Automatic Online Tuning

High Performance Computing is a key enabling factor for research and development. It is based on parallel platforms ranging from high-end workstations and servers to large-scale supercomputers. These systems leverage multi- and manycore processors to reach high execution rates. Heterogeneous systems are getting more common due to advancements in accelerator technology and dynamic variation in resource capabilities, e.g., Dynamic Voltage and Frequency Scaling (DVFS).

The heterogeneous nature of current and future HPC systems mandates the use of a variety of programming paradigms, such as MPI, OpenMP, PGAS, CUDA, and OpenCL, which are often combined within a single program. Higher-level approaches have recently become available that facilitate programming of accelerators via directive-based automatic code generation, e.g., HMPP and OpenACC.

Due to the increasing complexity of parallel architectures for HPC, it is extremely difficult to develop programs exploiting the full capability of the hardware.
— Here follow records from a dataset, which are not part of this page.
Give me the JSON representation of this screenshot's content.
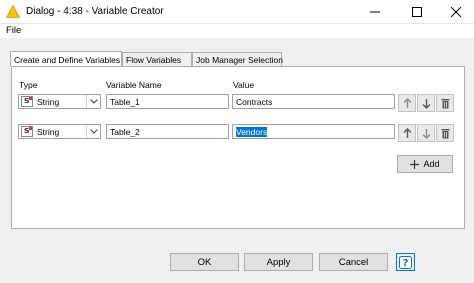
{
  "window": {
    "title": "Dialog - 4:38 - Variable Creator",
    "icon": "warning-triangle-icon"
  },
  "menu": {
    "file": "File"
  },
  "tabs": [
    {
      "label": "Create and Define Variables",
      "active": true
    },
    {
      "label": "Flow Variables",
      "active": false
    },
    {
      "label": "Job Manager Selection",
      "active": false
    }
  ],
  "columns": {
    "type": "Type",
    "name": "Variable Name",
    "value": "Value"
  },
  "rows": [
    {
      "type": "String",
      "name": "Table_1",
      "value": "Contracts"
    },
    {
      "type": "String",
      "name": "Table_2",
      "value": "Vendors"
    }
  ],
  "buttons": {
    "add": "Add",
    "ok": "OK",
    "apply": "Apply",
    "cancel": "Cancel",
    "help": "?"
  }
}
Application developers have to go through a time-consuming program tuning process after the program was written and debugged. Thus, the whole development process is time consuming and cumbersome and unveils a huge productivity gap.

Program tuning covers many different tuning parameters, e.g., core pipeline utilization, cache optimization, data distribution, idle time reduction in message passing, load balancing, compiler flag selection etc. In addition to tuning applications for performance, energy reduction is getting more and more important in the context of rising energy prices and the pace towards exascale systems. Additionally, since many tuning actions are input data dependent, they need to be verified for different data sets, requiring a large number of experiments.

It is the goal of the AutoTune project that started in October 2011 to develop an extensible tuning environment that automates the tuning process of applications. The framework is called Periscope Tuning Framework (PTF) and will focus on static tuning, i.e., it will identify tuning recommendations in special application tuning runs. These tuning recommendations can then be applied to optimize the code for later production runs.